Vatulele Island Resort (Vatulele): The luxury resort on Vatulele Island has new owners and has been undergoing significant changes, but the 1km (1/2 mile) of sand in front of it remains one of the most brilliantly white beaches in Fiji.
Long Beach (Kadavu): Fiji’s longest beach runs for several kilometers along the north shore of Kadavu Island, where one resort is under development. In the meantime, visitors have it all to themselves but will have to stay at nearby Papageno Resort or Dive Kadavu/Matana Beach Resort.
Matana Beach (Kadavu): Also on Kadavu’s north shore, Matana Beach combines deep white sand with a deep lagoon.
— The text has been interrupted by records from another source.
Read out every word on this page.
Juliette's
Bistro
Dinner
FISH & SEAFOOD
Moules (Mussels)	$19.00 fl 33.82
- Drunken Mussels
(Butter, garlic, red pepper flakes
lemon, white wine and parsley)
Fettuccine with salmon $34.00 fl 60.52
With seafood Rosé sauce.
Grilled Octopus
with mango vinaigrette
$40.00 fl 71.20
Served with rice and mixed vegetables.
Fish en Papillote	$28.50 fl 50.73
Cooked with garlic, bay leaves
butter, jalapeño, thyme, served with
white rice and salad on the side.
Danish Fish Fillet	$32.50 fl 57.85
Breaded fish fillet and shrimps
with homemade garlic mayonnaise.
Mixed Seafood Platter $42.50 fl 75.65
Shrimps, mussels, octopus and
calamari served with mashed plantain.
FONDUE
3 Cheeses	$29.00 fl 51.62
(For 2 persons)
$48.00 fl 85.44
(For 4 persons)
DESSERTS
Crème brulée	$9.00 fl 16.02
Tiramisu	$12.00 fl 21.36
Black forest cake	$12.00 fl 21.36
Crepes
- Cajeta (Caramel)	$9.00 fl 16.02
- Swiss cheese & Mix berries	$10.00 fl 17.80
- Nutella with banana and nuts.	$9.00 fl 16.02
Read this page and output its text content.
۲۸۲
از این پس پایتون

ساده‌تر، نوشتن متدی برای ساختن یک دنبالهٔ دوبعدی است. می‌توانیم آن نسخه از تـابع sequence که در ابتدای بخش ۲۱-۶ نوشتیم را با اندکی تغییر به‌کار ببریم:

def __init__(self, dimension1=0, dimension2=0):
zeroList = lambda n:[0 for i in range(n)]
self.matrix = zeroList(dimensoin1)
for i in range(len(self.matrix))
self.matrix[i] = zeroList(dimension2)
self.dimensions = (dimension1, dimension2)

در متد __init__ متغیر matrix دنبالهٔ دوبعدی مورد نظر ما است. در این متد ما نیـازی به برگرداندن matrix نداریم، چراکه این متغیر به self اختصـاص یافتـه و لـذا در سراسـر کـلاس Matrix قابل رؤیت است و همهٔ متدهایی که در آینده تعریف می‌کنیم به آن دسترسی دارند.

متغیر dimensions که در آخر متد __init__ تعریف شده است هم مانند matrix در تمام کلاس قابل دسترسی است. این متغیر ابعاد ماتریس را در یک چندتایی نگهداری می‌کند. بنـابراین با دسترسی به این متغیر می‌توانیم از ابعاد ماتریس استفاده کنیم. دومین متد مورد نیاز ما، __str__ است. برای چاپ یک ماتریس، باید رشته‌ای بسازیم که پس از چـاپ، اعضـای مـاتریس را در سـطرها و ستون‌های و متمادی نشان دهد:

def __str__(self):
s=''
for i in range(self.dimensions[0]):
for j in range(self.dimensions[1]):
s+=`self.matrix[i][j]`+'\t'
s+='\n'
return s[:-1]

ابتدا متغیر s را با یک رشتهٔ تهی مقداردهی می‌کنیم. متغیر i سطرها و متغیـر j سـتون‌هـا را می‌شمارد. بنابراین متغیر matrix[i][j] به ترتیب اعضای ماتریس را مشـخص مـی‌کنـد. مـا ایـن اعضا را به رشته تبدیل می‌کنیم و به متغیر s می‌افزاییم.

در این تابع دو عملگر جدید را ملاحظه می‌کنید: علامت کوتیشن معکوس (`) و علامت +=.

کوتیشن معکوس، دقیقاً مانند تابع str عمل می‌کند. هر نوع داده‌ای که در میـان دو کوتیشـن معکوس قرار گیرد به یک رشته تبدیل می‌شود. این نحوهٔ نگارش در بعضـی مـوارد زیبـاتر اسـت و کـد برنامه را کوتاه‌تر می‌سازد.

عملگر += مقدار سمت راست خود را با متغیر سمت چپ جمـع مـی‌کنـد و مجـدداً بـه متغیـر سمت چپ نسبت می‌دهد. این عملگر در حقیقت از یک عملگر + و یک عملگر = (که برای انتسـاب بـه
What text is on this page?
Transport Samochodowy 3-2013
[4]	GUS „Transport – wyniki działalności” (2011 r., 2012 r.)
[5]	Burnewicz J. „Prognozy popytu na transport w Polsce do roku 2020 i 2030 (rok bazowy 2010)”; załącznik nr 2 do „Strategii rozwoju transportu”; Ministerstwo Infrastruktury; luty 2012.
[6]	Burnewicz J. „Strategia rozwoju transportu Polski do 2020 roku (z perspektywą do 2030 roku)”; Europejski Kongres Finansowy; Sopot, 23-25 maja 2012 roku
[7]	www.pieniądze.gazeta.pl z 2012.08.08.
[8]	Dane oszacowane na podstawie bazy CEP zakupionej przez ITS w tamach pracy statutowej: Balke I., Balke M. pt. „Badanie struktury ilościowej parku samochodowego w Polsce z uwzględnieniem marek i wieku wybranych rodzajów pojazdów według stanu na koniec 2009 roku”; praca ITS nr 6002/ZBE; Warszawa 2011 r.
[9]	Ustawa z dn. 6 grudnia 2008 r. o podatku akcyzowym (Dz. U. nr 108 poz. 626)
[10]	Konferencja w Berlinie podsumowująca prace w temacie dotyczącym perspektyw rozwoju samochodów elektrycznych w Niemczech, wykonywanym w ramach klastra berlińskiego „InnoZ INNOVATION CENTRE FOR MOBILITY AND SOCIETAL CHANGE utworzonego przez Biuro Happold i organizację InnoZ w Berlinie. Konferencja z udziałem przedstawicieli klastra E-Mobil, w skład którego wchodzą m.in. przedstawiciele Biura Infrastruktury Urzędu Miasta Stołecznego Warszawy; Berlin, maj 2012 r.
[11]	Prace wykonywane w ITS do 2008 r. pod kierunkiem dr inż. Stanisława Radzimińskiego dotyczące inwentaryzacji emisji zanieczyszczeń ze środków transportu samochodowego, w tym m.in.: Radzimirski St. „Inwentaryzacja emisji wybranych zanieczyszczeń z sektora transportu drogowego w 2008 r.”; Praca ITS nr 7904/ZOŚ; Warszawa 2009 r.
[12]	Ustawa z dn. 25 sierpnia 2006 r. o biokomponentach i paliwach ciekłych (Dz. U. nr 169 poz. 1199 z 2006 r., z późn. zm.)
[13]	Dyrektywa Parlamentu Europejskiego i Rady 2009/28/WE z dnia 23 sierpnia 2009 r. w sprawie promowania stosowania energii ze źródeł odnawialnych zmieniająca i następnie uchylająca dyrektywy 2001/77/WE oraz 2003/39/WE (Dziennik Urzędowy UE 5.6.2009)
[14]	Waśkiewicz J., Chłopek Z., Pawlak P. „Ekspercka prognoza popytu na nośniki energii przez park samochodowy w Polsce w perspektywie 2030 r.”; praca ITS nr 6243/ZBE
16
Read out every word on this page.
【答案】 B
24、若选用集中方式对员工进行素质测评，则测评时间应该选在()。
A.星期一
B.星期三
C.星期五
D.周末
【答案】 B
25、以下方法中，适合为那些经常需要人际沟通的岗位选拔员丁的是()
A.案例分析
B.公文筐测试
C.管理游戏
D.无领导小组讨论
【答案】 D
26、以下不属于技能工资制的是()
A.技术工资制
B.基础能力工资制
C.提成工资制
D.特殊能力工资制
Bordered by a Fijian village and Dive Kadavu/Matana Beach Resort, Matana has a fine view westward along Kadavu’s shore.
Volivoli Beach (Rakiraki): At the very northern tip of Viti Levu a few kilometers from Rakiraki, lovely Volivoli also has soft white sand, a deep lagoon, and a spectacular view southwestward toward Viti Levu’s mountains. You don’t have to pay a fortune either, with inexpensive Volivoli Beach Resort just around the corner.
Namenalala Island (off Savusavu): The main beach at the remote little resort known as Moody’s Namena is one of the finest I’ve seen in Fiji, but the owners have marked four other private beaches with OCCUPIED/UNOCCUPIED signs.
Prince Charles Beach (Taveuni): The northern coast of Taveuni has three great beaches within walking distance of each other, the best being Prince Charles Beach, so named because said prince once took a dip in its warm lagoon.
If it’s a beach you’re looking for, look no further than Fiji.